Conflict, terrorism, economic turmoil, natural calamities, disease: we are living in an era of unprecedented crises and troubles, as United Nations Secretary-General Ban Ki-moon has warned.
Record numbers of people are fleeing war and persecution, and the international community is grappling with acute migration challenges in the Mediterranean, the Balkans, in the Andaman Sea, Latin America and Africa.
For human traffickers, these hardships represent business opportunities.
Many millions of vulnerable women, men and children are being cruelly exploited – coerced into working in factories, fields and brothels or begging on the street; pushed into armed combat or forced marriages; trafficked so their organs can be harvested and sold.
More and more detected victims of trafficking are children, especially girls under the age of 18. No place in the world is safe: the latest Global Report on Trafficking in Persons by the United Nations Office on Drugs and Crime found that the trafficking victims identified in 124 states were citizens of 152 different countries.
And the traffickers are getting away with it. Over the past decade there has been no significant improvement in the overall criminal justice response to this crime. In the period covered by the Global Report, some 40 per cent of countries reported less than ten convictions per year. Some 15 per cent did not record a single conviction.
The world is facing many grave challenges, and our resources are strained. But we cannot allow criminals to exploit these crises and take advantage of desperation and suffering.
You might wonder what one person can do about an entrenched and pervasive crime like human trafficking. But we can all do our part.
As a first step, you can educate yourself about human trafficking and help others become aware of the problem. You can find out more on our website for World Day against Trafficking in Persons, www.unodc.org/endht.
You can urge lawmakers and businesses to take this crime seriously, and to take action.

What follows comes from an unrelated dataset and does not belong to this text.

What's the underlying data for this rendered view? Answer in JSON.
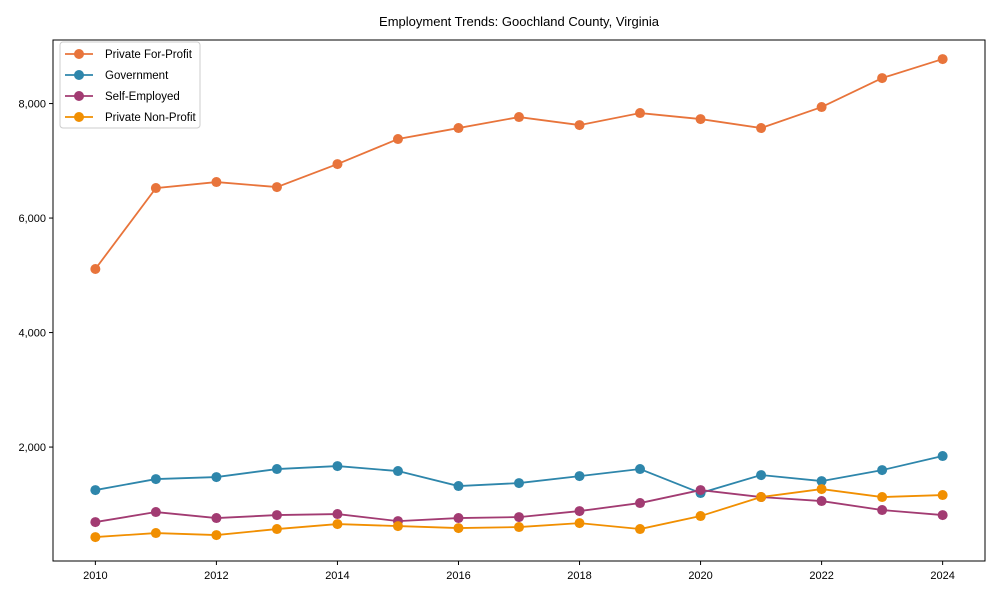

For governments, that means joining the UN Convention against Transnational Organized Crime and its Protocol on trafficking, and putting these frameworks into action in national legislation.
Effective implementation of the Convention and Protocol – backed with the necessary resources – can help to protect trafficking victims, promote cooperation between countries and ensure that criminal traffickers, wherever they are, are brought to justice.
As a consumer, employee or business owner, you can advocate for measures to prevent the use of forced labour in operations and supply chains, and eliminate abusive and fraudulent recruitment practices that may lead to trafficking.
Finally, you can encourage governments, companies and individuals to support the United Nations Voluntary Trust Fund for Victims of Trafficking in Persons.
Financed solely through voluntary contributions, the Trust Fund works with NGO partners across the globe to identify women, children and men who have been exploited by traffickers, and give them the assistance, protection and support they need.
Since 2011, the Trust Fund has helped some 2,000 victims annually, providing shelter, basic health services, vocational training and schooling, as well as psychosocial, legal and economic support.
The Trust Fund has been able to assist girls like Skye, who was trafficked to India when she was just thirteen. After escaping back home to Nepal, she sought help from NGO Shakti Samuha. She went after her trafficker in court and went back to school.
Skye won her case and graduated, and now works as a staff member at Shakti Samuha, helping other trafficking victims become survivors.
There are many more young girls and trafficking victims like Skye who need and deserve our support.
July 30 is United Nations World Day against Trafficking in Persons, established to raise awareness of the plight of human trafficking victims, and promote and protect their rights. This Thursday, let’s take this opportunity to give hope to trafficking victims, pledge to do our part and help end this terrible crime.
The author is the Executive Director of the United Nations Office on Drugs and Crime.